Yeah, fuck that. I have a completely different perspective on my clingy kid after the weekend I've just had. Sorry, Empress; I guess my brain can't process that kind of good feeling for more than a few days or so, especially not with all these factors working against me. I've spent the weekend practically with Child 2 glued to my side. I'm sure there were actually many hours in which he was somewhere else, but it sure fucking felt like he was there 24/7.
It all started on Friday afternoon when I'm hanging around on the K yard with him and his buddies and he would cry and sit in my lap at the drop of a hat. Everything was my fault, though. I made him fall; I made the ball hit him in the head, etc. I was only there with him for about 45 minutes but by the time it was over my patience was very very thin. Luckily it was Friday, though. And Fridays are drinkin' days in my house.
Saturday was Birthday Party #1. It was at the place where his buddy takes karate (and his buddy's mom is my friend and I love hanging out with her, so that was helpful. She'll probably read this, too. Hi H's Mom!!!!!!!). At one point there was an injustice (somebody bumped him? I don't know. Does it matter?) and the tears started flowing. I was standing across the room, watching, and I knew that if I were to get myself involved it would just be another cascade of blame, so I watched as the Karate chick... (actually I think they're called "Masters" or something, except it's a woman. Do women still get called "Masters" ? I guess "Mistress" is too S&M or something, although this woman is so fucking kick ass awesome she's definitely earned the title of "Master." Okay, Master it is!) ... so, I stayed there by the food table and conspicuously stared at the cheese and salami platter and watched as the Karate Master chick completely defused his tantrumming simply by not being me.

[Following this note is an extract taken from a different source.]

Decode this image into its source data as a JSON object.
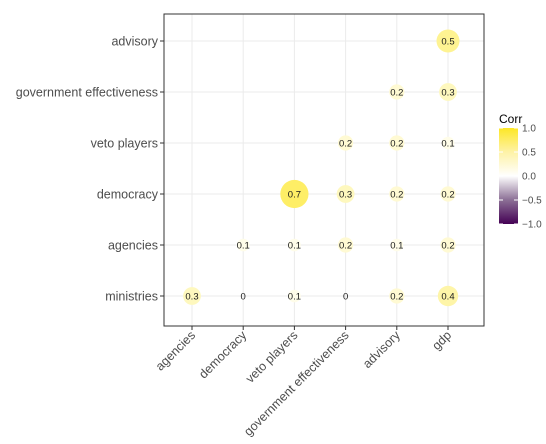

I'm sorry but that fucking pisses me off. Okay, I know. I KNOW. The fact that he can fucking "let it all go" with me is an indication that I've done a good job or whatever and he feels safe with me and blah blah blah but fuck that! That's just fucking insulting. I'm sick of being the source of all of his problems.
Sunday was another birthday party and at this point my patience was completely gone, which I think he could sense because it was just another long line of tantrums. He snagged his fingers on the door coming in and it was my fault because I was trying to break his hand. He rubbed his arm up against something and it was my fault because I didn't make him wear a long sleeved shirt and was trying to make his arm burn.
And et cetera.
At one point I was sitting there trying to get him to put his shoes on so that he could go and have some fucking cake and I thought "hey remember how I blogged just a week ago about how my entire perspective on this has changed? One day this will end? And one day I will miss this? Remember that? One day I will miss this. One day I will miss this. One day I will miss this." It was like a mantra.
Didn't work. I have never before in my life wanted to fucking throttle a person more than I did right then. I kept my cool, though. Getting pissed at him only makes it worse. I know from experience.
Oh well; the good attitude was nice while it lasted. Maybe the Empress will write something else?